The German usage is slightly different. The idea of being able to ‘out-stand’ (ausstehen) someone brings to mind for me the picture of someone facing the enemy. They can ‘stand’ longer than the enemy. They can ‘out stand’ them. Or maybe they can ‘face them out’ by ‘standing’ in their way. The idea that intrigues me the most in the German use however, is the idea of ‘holding out’ (aushalten) as an idea for not liking a person. It might mean ‘I cannot ‘hold out’ against someone, in which case we are in the same realms of meaning as ‘bear’ or support’ or ‘stand’. But it might also mean that a person ‘gets under my skin’, that I cannot maintain my own boundaries in relation to that person. They ‘get in’ and so I cannot ‘keep them out’. Ich kann ihn nicht aushalten!

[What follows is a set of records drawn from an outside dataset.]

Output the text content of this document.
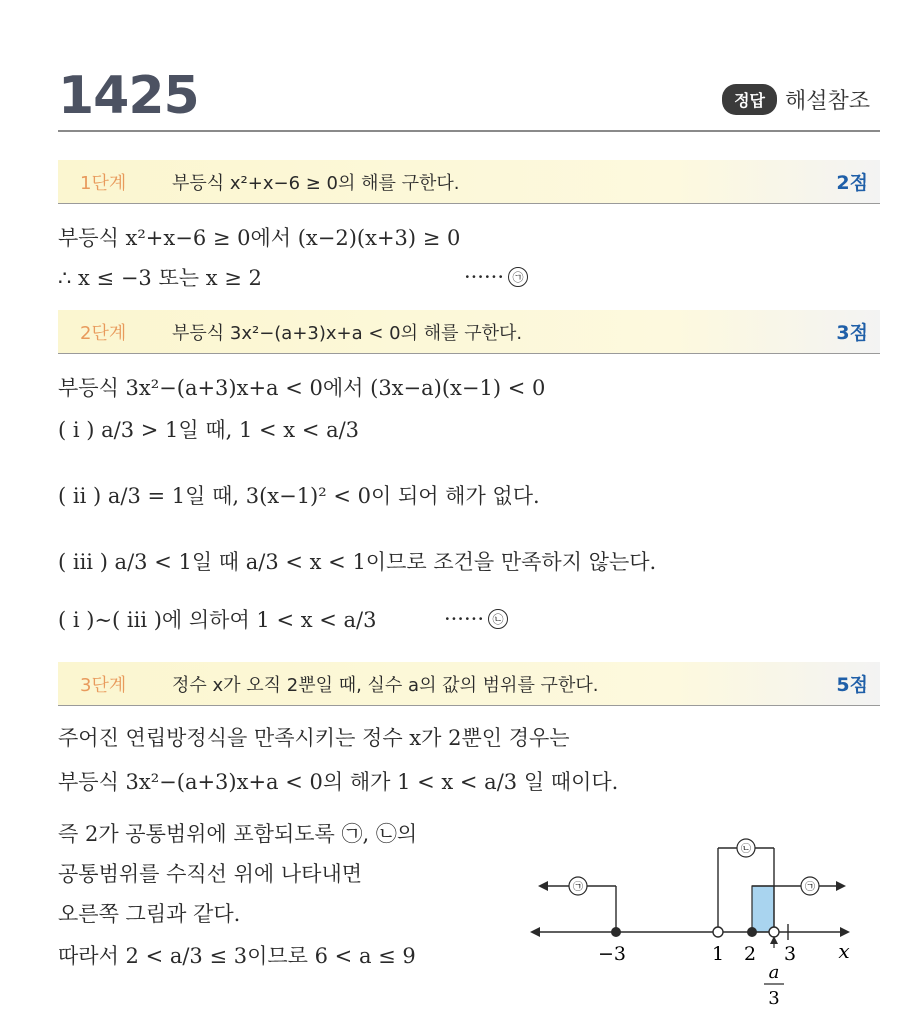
1425	정답 해설참조
1단계	부등식 x²+x−6 ≥ 0의 해를 구한다.	2점
부등식 x²+x−6 ≥ 0에서 (x−2)(x+3) ≥ 0
∴ x ≤ −3 또는 x ≥ 2	······ ㉠
2단계	부등식 3x²−(a+3)x+a < 0의 해를 구한다.	3점
부등식 3x²−(a+3)x+a < 0에서 (3x−a)(x−1) < 0
( i ) a/3 > 1일 때, 1 < x < a/3
( ii ) a/3 = 1일 때, 3(x−1)² < 0이 되어 해가 없다.
( iii ) a/3 < 1일 때 a/3 < x < 1이므로 조건을 만족하지 않는다.
( i )∼( iii )에 의하여 1 < x < a/3	······ ㉡
3단계	정수 x가 오직 2뿐일 때, 실수 a의 값의 범위를 구한다.	5점
주어진 연립방정식을 만족시키는 정수 x가 2뿐인 경우는
부등식 3x²−(a+3)x+a < 0의 해가 1 < x < a/3 일 때이다.
즉 2가 공통범위에 포함되도록 ㉠, ㉡의
공통범위를 수직선 위에 나타내면
오른쪽 그림과 같다.
따라서 2 < a/3 ≤ 3이므로 6 < a ≤ 9
㉠
㉡
㉠
−3	1 2 3 x
a
3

This is certainly my experience when certain words of accusation are spoken, or people are venomous. Even though I know that the words are not all true, there is enough truth there, or enough sensitivity in me for the words to ‘get in’. There they do their undermining work, and I am laid low (I cannot ‘stand’) for a couple of weeks until I recover.
But God too wants to ‘get in’. The book Revelation has that lovely passage ‘Behold, I stand (again) at the door and knock. If any one hears my voice and opens then I will come into them and sup with them and eat with them.’ Or in the Epistle to the Hebrews, when talking of the Word of God talks about the penetrating quality of God’s Word that ‘separates soul from spirit, joints from marrow; it is able to judge the thoughts and intentions of the heart.’
There are times when God’s word does ‘get in’ for me, and I feel myself opened up. I cannot ‘keep it out’ because some genuine truth has been spoken about me. This is what a sermon is for. In the last couple of weeks, because the Sermon on the Mount’ has been about ‘letting God in’ I have said ‘This is not a ‘sermon’ but the call to ‘let God in’. At the end I have said ‘Let those who have ears to hear, hear.’ This is not an ‘ending’ for a sermon, but an invitation to ‘let God in’ at the hearing of these words, spoken in God’s name.
Dietrich Bonhoeffer, when he was conducting preaching courses, said to his students words something like ‘I don’t want people criticising other people’s sermons. The proper attitude of the hearer of a sermon is to ask ‘How am I being addressed and questioned by God in these words?’, not ‘Are these words any good?’ When it comes to the word of God the question is not ‘Can we understand it, but can we withstand it’ Again, we come to associations of the verb ‘to stand’. Amazing!